1:32:29 And there it is. The most famous crossover codpiece in music-cinema history since David Bowie jumped into a pair of tights. 

Serious comment time: We're about 2/3 of the way through this movie and we've only just finished Act I. While I'm tempted to blame Lynch for the idiosyncratic pacing and front-loading all the worldbuilding into the first 10 minutes, I think this is also the challenge of Dune as a work of filmic entertainment: All the tension comes at the beginning. Once Paul becomes an omniscient superman leading an army of invincible desert savages there really isn't much drama. 

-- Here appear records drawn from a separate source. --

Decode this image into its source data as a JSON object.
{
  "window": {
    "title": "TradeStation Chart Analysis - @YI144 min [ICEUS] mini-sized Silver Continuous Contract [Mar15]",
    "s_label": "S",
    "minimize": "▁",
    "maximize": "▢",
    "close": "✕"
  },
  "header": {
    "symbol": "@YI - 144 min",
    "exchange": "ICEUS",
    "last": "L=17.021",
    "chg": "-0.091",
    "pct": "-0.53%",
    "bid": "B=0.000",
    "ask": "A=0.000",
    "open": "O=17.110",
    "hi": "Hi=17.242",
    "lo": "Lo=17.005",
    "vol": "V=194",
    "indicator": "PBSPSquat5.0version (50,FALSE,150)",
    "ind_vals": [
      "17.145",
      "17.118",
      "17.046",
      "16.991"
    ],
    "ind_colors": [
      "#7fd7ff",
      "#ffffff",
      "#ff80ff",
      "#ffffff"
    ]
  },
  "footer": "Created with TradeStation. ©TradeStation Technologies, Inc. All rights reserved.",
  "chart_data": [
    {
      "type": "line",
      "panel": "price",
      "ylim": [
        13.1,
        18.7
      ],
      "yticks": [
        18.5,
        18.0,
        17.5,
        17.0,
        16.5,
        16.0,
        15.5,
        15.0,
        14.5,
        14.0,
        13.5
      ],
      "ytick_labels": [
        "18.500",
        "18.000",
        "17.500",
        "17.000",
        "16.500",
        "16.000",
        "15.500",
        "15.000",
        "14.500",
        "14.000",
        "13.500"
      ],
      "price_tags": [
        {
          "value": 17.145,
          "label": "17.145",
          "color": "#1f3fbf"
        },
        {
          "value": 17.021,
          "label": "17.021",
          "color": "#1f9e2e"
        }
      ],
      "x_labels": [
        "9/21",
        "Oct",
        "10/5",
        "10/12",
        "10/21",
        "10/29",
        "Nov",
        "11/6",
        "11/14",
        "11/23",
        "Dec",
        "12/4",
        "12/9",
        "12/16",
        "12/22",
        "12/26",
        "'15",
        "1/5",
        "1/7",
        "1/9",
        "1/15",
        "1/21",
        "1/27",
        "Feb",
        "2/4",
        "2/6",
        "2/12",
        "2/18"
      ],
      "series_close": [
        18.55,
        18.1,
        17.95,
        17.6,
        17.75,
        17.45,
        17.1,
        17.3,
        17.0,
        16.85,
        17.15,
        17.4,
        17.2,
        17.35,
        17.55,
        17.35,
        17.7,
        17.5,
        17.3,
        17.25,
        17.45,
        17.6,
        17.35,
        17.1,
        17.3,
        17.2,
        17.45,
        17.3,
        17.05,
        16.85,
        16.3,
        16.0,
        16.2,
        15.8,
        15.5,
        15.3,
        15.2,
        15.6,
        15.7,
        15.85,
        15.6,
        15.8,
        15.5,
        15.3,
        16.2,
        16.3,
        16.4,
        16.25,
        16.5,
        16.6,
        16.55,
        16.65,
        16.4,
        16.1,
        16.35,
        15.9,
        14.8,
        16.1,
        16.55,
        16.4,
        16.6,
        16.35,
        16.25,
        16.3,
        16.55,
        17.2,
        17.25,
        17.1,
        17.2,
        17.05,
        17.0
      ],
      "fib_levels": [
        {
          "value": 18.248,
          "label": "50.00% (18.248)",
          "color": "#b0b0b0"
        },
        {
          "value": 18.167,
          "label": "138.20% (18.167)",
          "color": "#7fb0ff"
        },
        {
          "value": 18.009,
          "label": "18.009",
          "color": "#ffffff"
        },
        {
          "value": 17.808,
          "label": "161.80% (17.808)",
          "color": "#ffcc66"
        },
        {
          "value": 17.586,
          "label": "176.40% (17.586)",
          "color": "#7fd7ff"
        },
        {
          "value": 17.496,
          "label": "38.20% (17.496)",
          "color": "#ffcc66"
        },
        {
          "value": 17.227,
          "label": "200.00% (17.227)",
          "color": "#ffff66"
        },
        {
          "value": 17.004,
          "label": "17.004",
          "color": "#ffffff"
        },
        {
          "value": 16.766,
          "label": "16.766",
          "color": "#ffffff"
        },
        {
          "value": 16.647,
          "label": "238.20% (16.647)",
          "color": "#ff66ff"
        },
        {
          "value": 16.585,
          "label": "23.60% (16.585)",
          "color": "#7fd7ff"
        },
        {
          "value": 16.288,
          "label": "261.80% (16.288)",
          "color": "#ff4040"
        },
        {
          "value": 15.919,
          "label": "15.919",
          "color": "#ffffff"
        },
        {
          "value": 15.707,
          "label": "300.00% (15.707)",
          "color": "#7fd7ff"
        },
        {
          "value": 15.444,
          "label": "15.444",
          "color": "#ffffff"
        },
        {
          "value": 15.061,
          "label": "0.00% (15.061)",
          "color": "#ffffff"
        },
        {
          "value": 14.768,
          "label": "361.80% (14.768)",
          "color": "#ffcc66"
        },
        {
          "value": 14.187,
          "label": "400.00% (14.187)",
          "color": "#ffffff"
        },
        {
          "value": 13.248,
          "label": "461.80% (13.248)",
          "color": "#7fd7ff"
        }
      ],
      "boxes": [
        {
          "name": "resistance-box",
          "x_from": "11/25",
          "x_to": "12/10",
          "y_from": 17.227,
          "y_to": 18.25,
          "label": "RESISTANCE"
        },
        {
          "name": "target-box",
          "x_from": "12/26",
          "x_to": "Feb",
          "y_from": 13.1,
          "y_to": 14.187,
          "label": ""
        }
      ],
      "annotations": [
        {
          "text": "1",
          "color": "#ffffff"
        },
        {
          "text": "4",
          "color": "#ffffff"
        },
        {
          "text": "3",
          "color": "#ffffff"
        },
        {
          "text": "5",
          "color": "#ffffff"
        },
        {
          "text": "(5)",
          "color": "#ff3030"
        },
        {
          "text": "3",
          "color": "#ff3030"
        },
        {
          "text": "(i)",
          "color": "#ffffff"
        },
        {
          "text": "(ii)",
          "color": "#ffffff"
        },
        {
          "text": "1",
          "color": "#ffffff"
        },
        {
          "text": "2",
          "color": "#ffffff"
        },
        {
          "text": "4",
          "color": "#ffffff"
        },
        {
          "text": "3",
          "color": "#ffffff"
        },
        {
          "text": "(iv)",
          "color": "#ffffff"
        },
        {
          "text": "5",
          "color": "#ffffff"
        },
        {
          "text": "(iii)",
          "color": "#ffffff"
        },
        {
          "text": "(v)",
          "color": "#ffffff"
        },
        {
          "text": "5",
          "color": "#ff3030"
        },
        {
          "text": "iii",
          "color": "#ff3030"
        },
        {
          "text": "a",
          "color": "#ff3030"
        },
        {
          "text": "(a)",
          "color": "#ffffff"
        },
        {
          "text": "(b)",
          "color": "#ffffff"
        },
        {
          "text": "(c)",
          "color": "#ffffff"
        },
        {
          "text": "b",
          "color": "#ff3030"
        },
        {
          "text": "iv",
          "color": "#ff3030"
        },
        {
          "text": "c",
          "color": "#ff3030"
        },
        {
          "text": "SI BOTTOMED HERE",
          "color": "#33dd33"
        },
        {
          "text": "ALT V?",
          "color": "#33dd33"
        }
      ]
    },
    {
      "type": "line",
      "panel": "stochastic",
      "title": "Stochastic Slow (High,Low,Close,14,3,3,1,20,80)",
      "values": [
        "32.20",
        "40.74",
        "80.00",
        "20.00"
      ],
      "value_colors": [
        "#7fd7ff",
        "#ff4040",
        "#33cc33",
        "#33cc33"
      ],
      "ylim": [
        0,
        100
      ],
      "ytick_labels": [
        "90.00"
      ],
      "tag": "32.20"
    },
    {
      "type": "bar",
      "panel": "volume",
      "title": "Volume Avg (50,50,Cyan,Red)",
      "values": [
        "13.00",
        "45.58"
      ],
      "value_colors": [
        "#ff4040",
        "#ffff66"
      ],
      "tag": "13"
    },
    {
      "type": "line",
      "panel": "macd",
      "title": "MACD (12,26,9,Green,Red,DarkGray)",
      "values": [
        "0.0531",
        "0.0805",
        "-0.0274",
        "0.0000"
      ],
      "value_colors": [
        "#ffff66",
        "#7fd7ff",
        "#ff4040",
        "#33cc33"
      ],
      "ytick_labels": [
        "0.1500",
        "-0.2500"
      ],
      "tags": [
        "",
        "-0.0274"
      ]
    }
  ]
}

1:36:22 Milking a cat and then you drink the milk? It's like someone read a cat owner's manual back to front.

1:36:57 Ah, Paul in love with a woman he met 7 minutes ago. See, this is the problem with pacing. 

"He who can destroy a thing controls it" is rather a dark philosophy isn't it. 

1:41:39 Ah but now, this is a cool shot and I can see why they put it on the posters: Paul walking down a dune, a line of Fremen watching silently behind. No joke there. It's just cool.

1:47:04 Montage with Voice Over: "And then the other 66% of the story happened." 

1:47:57 While we're all happy to see Picard again, WHERE IS THE PUG? WHAT HAVE YOU DONE WITH THE PUG TELL ME IT WAS OKAY

1:50:15 "I have to drink the water or I'm dead!" Very true, Paul. Absolutely. Stay hydrated.

1:55:05 "The sleeper has awakened!" he shouts but I'm not buying it. This is supposed to be a climactic character moment before the final showdown, but what does Paul achieve? What did drinking the water actually do or change, why was it necessary? Right now it looks like he had a nice drink and a nap, had a weird dream and then declared everything was different. But he was already the messiah, already had an entire planet of fanatic soldiers under his control. So. What gives?

2:05:49 Climactic battle somewhat undercut by never having the opposing forces in the same effects shot. 

The sound weapon thing is odd, too. I think they invented it to avoid having to explain Herbert's idea that the elite forces of history have often been bred through severe environmental conditions (though I'm not convinced... the Greek phalanx, the Roman legions, the Mongols, the British redcoat all owed more to tactical innovation and training than to be raised on the rough). But the net result is a very detached and uninvolving battle, capped by a bizarre death for the big bad baron.

2:09:29 The final showdown is a duel with Sting's Feyd-Rautha, but without the background provided by the book (Feyd is also a potential Kwisatz Haderach) it's hard to see how the guy has any chance, or why he should be the final boss when he hasn't really done anything evil all movie. 

Unconvincing fight choreography too. Very stilted, awkward. They're supposed to be doing the "slowly edging the knife closer" trope, but Kyle's got his arm in the wrong place and you can see Sting should be able to easily knife him in a second. 

And the climax: FOR HE IS THE WIZARD CEDRIC! 

Hm. Visual design impressive, iconic, original, all that great stuff, but pacing is just awful, very drawn out intro and rushed ending, plus lots of weirdness thrown in to avoid explaining any of the finer points of the book. Like I say, I think the challenge for Villeneuve will be to make the second half interesting--how do you make a story about an all-seeing messiah engaging? In the book, it's most about Paul's internal struggle to chart a path that won't be TOO monstrous, but I wonder how they'll put that on screen.